I have been feeling very crabby lately. Some of it had to do with accepting that my lifetime dream of a better world was really just a utopian fugue, and some of it was the current spin coming out of Washington, which had me twirling in a vertigo funk. Rove's appearance before the Grand Jury is a good thing. A ridiculous idea of a $100 rebate for everyone to offset the rise in gas prices (as long as the bastards get to drill in ANWR). Talk of troop withdrawals in time for the mid-terms. Everything is manipulated and manipulable. Apple's Sherlock online dictionary defines crabby as perversely irritable. Yes. I think that describes it perfectly. I'm just now learning to accept that in every era there will always be a percentage of people who live on the fringe, on the edge, who know that life can be lived differently. Better. More compassionately. More enlightened. But that number will just never rise above statistical insignificance. Blip on the screen. It made me crabby.

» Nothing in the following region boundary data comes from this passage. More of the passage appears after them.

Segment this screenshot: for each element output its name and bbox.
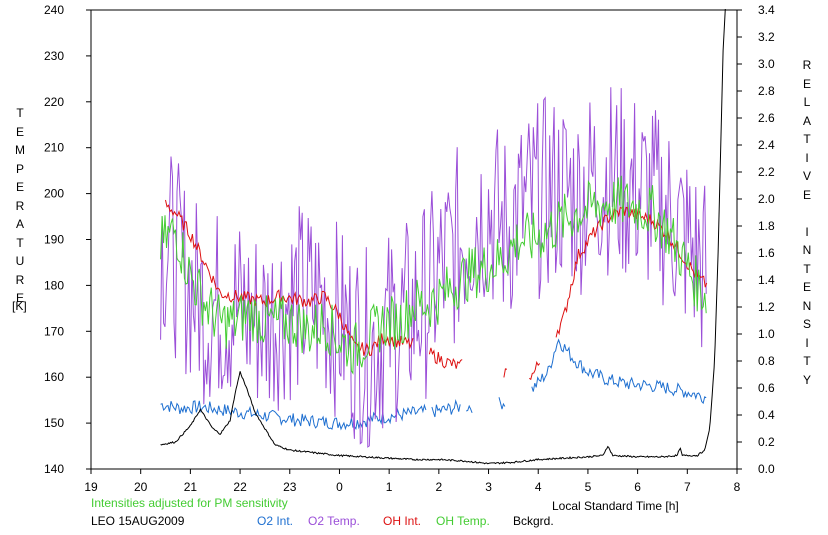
axis-title-letter: E [15,180,24,194]
legend-bckgrd: Bckgrd. [513,514,554,528]
legend-o2-int: O2 Int. [257,514,294,528]
y-right-tick-label: 2.2 [758,165,775,179]
series-line [160,338,707,431]
y-right-tick-label: 1.2 [758,300,775,314]
y-right-tick-label: 2.6 [758,111,775,125]
axis-title-letter: I [805,150,809,165]
axis-title-letter: R [15,272,25,287]
axis-title-letter: M [15,143,25,157]
chart-note: Intensities adjusted for PM sensitivity [91,496,288,510]
x-tick-label: 20 [134,480,148,494]
axis-title-letter: U [15,254,25,268]
axis-title-letter: N [802,298,812,313]
axis-title-letter: L [803,95,811,109]
y-left-tick-label: 150 [44,416,64,430]
axis-title-letter: A [802,113,811,128]
y-left-tick-label: 190 [44,233,64,247]
x-tick-label: 21 [184,480,198,494]
y-right-tick-label: 3.4 [758,3,775,17]
axis-title-letter: E [15,291,24,305]
axis-title-letter: A [15,217,24,231]
y-left-tick-label: 170 [44,324,64,338]
axis-title-letter: E [15,124,24,139]
axis-title-letter: I [805,335,809,350]
axis-title-letter: I [805,224,809,239]
axis-title-letter: S [802,317,811,331]
x-tick-label: 2 [436,480,443,494]
axis-title-letter: R [15,198,25,213]
y-left-tick-label: 230 [44,49,64,63]
axis-title-letter: N [802,243,812,257]
y-left-tick-label: 210 [44,141,64,155]
legend-oh-temp: OH Temp. [436,514,490,528]
series-line [165,199,708,381]
y-right-tick-label: 2.0 [758,192,775,206]
y-left-tick-label: 160 [44,370,64,384]
y-right-tick-label: 1.4 [758,273,775,287]
series-line [160,175,707,375]
axis-title-letter: E [802,280,811,294]
y-right-tick-label: 1.0 [758,327,775,341]
y-right-tick-label: 0.0 [758,462,775,476]
y-right-tick-label: 0.8 [758,354,775,368]
axis-title-letter: Y [802,372,811,387]
y-left-tick-label: 140 [44,462,64,476]
y-right-tick-label: 3.0 [758,57,775,71]
y-right-tick-label: 2.8 [758,84,775,98]
x-tick-label: 19 [84,480,98,494]
y-left-tick-label: 240 [44,3,64,17]
x-tick-label: 3 [485,480,492,494]
x-tick-label: 7 [684,480,691,494]
top-mask [91,0,737,9]
x-tick-label: 8 [734,480,741,494]
y-right-tick-label: 0.4 [758,408,775,422]
axis-title-letter: E [802,187,811,202]
axis-title-letter: T [16,235,24,250]
legend-oh-int: OH Int. [383,514,422,528]
axis-title-letter: T [16,106,24,120]
x-tick-label: 22 [233,480,247,494]
y-axis-left-unit: [K] [12,299,27,313]
x-tick-label: 0 [336,480,343,494]
y-right-tick-label: 3.2 [758,30,775,44]
axis-title-letter: R [802,58,812,72]
y-right-tick-label: 0.6 [758,381,775,395]
series-line [160,87,707,448]
x-tick-label: 1 [386,480,393,494]
legend-o2-temp: O2 Temp. [308,514,360,528]
series-line [160,0,727,465]
axis-title-letter: E [802,76,811,91]
y-right-tick-label: 2.4 [758,138,775,152]
axis-title-letter: T [803,354,811,368]
y-right-tick-label: 1.8 [758,219,775,233]
x-tick-label: 23 [283,480,297,494]
axis-title-letter: P [15,161,24,176]
axis-title-letter: T [803,261,811,276]
y-left-tick-label: 180 [44,278,64,292]
y-left-tick-label: 200 [44,187,64,201]
y-right-tick-label: 0.2 [758,435,775,449]
x-tick-label: 4 [535,480,542,494]
y-right-tick-label: 1.6 [758,246,775,260]
station-label: LEO 15AUG2009 [91,514,185,528]
axis-title-letter [797,204,817,223]
axis-title-letter: V [802,169,811,183]
plot-frame [90,9,738,470]
axis-title-letter: T [803,132,811,146]
x-tick-label: 5 [585,480,592,494]
x-axis-label: Local Standard Time [h] [552,499,679,513]
x-tick-label: 6 [634,480,641,494]
y-left-tick-label: 220 [44,95,64,109]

So I did what Wendell Berry suggests in his poem, The Peace of Wild Things. I went out and took a good look at a something wild. In the moment, for me, it was a crab. I got my feet muddy and wet, mucking through the low tide pools. I found this spineless sweetheart stranded, waiting for the return of the sea. I took a good long look. Then, I came home and weeded a few of the flower beds. Got dirt under my fingernails and found a clearer mind.
Looking deeply into this crab's eyes
I decided if given a rebate, I'll just tell the republicans to take my $100 and donate it to the democratic candidate of my choice. And just thinking about that made my inner crab very happy.

The Peace of Wild Things

When despair grows in me
and I wake in the middle of the night at the least sound
in fear of what my life and my children's lives may be,
I go and lie down where the wood drake
rests in his beauty on the water, and the great heron feeds.
I come into the peace of wild things
who do not tax their lives with forethought
of grief. I come into the presence of still water.
And I feel above me the day-blind stars
waiting for their light. For a time
I rest in the grace of the world, and am free.